Nonprofit Counterinsurgency: Understanding How the Nonprofit Industrial Complex Co-Opts Social Movements
Nonprofit Counterinsurgency: Understanding How the Nonprofit Industrial Complex Co-Opts Social Movements
Wednesdays August 27-Sept 24 | 7:00-8:15pm EST/4:00-5:15pm PST
Facilitated by Zara Cadoux
How do nonprofits operate as counter-insurgent forces to quell revolutionary work? How is the nonprofit industrial complex used to co-opt language and concepts, redirect grassroots energy to avenues that can be controlled, and keep the world safe for capitalism? This five session series supports participants to develop their analysis through a mixture of readings, discussion, and teach-ins. Using case studies of the co-optation of Black Power movements, queer movements, and survivor-centered movements against domestic violence, participants will learn to distinguish between the concepts of movement capture, nonprofitization, and incorporation into the carceral state. Finally, the series concludes with a discussion on what an abolitionist praxis of the nonprofit industrial complex can look like.
Pre-work for each session will be 15-20 pages of reading, including work by Robert L. Allen, Beth Ritchie, Dylan Rodriguez, Myrl Beam, Megan Ming Francis, and more.
Familiarity with the concept of the nonprofit industrial complex is recommended. For those who haven’t read it yet, the Revolution Will Not Be Funded: Beyond the Nonprofit Industrial Complex by INCITE! is a foundational text.
COST:
We offer our workshops on a Sliding Scale. Scholarships start at $25 and there are also no cost spaces reserved and payment plans available (please email zara@both-and.org). The true cost of this workshop series is $150 with sliding scale for both financial needs and financial privileges.

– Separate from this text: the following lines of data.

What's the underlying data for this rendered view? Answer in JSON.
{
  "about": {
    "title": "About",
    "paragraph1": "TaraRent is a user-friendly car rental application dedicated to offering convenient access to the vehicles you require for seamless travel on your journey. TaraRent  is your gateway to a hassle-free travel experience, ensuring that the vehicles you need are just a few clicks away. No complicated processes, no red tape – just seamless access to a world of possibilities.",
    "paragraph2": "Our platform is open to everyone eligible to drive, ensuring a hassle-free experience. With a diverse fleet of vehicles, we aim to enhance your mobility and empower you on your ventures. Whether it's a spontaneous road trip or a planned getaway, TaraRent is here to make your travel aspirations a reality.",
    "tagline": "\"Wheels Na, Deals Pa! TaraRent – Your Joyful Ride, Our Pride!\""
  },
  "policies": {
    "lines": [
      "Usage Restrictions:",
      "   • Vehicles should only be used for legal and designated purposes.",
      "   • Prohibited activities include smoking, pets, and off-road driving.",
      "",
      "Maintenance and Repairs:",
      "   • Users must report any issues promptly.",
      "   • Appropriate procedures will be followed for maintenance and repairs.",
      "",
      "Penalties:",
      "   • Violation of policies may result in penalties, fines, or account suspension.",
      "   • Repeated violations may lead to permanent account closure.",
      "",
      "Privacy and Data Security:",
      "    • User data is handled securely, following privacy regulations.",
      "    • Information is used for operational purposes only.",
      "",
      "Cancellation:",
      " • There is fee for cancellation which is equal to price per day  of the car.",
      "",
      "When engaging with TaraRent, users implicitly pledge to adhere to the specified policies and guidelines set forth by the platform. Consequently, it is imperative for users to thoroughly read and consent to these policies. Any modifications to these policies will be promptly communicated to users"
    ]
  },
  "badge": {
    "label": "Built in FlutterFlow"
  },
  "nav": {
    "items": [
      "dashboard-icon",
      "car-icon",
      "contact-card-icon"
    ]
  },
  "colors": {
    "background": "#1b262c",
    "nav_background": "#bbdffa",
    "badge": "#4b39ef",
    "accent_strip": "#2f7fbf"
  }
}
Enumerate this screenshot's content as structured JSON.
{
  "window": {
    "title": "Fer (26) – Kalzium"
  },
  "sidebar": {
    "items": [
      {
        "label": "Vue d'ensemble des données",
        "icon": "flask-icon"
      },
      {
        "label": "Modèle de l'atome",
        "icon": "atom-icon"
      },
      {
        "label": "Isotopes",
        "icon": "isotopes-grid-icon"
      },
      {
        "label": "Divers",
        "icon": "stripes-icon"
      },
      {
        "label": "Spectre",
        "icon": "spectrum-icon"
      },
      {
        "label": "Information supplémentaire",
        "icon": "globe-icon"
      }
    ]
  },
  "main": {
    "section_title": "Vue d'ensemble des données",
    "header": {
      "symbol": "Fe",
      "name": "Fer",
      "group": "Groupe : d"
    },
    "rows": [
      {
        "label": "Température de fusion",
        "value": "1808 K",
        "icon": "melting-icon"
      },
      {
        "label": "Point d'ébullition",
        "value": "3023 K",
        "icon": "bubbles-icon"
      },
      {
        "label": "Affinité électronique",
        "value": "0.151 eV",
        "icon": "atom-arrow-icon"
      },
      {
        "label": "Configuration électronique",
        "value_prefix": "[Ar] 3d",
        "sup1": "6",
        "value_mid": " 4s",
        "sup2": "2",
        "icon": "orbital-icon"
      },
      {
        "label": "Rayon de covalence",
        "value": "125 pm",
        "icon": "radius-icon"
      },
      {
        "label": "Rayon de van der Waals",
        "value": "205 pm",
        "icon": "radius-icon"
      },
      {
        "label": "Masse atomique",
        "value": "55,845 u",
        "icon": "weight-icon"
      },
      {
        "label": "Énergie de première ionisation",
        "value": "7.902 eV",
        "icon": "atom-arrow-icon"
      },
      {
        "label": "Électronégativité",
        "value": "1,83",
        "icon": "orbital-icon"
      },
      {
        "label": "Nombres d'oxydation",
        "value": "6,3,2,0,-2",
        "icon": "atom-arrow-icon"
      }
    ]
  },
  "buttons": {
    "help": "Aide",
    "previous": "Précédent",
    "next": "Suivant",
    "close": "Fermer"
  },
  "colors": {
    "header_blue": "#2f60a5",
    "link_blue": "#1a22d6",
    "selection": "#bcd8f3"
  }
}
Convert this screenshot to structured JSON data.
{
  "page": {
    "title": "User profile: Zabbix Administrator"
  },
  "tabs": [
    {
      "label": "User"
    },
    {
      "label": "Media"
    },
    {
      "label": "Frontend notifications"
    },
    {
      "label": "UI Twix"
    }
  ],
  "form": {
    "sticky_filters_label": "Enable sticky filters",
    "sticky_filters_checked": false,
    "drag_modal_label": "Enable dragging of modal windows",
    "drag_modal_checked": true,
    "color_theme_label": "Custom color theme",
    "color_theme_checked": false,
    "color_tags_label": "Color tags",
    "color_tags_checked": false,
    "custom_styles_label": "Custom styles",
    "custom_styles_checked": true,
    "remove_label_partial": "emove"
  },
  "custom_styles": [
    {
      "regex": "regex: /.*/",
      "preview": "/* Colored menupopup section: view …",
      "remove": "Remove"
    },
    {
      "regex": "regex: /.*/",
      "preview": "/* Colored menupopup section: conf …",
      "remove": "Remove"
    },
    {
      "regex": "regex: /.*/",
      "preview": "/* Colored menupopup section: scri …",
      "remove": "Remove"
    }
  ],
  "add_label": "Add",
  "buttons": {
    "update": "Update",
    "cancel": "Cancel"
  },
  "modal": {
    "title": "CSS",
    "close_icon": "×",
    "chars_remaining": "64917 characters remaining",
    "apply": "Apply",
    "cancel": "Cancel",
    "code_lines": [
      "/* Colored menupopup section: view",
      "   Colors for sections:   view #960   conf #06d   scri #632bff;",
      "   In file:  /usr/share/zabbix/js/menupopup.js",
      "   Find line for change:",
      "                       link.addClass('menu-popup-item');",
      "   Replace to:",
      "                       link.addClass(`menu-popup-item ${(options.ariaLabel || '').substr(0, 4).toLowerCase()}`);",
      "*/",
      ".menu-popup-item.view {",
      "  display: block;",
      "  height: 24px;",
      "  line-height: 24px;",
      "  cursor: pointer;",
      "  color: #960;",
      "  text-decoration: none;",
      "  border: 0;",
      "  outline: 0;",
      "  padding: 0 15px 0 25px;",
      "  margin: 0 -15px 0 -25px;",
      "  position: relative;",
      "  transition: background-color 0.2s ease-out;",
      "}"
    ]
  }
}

If your organization offers development funding to support you to attend the course, select either the Full Rate or Redistribution Rate, based on the amount of funds made available to you plus the cost that you are able to personally contribute or where you fit on the sliding scale guide linked above. Solidarity Rates are reserved for individuals paying out of pocket who meet the criteria outlined in our Sliding Scale Guide.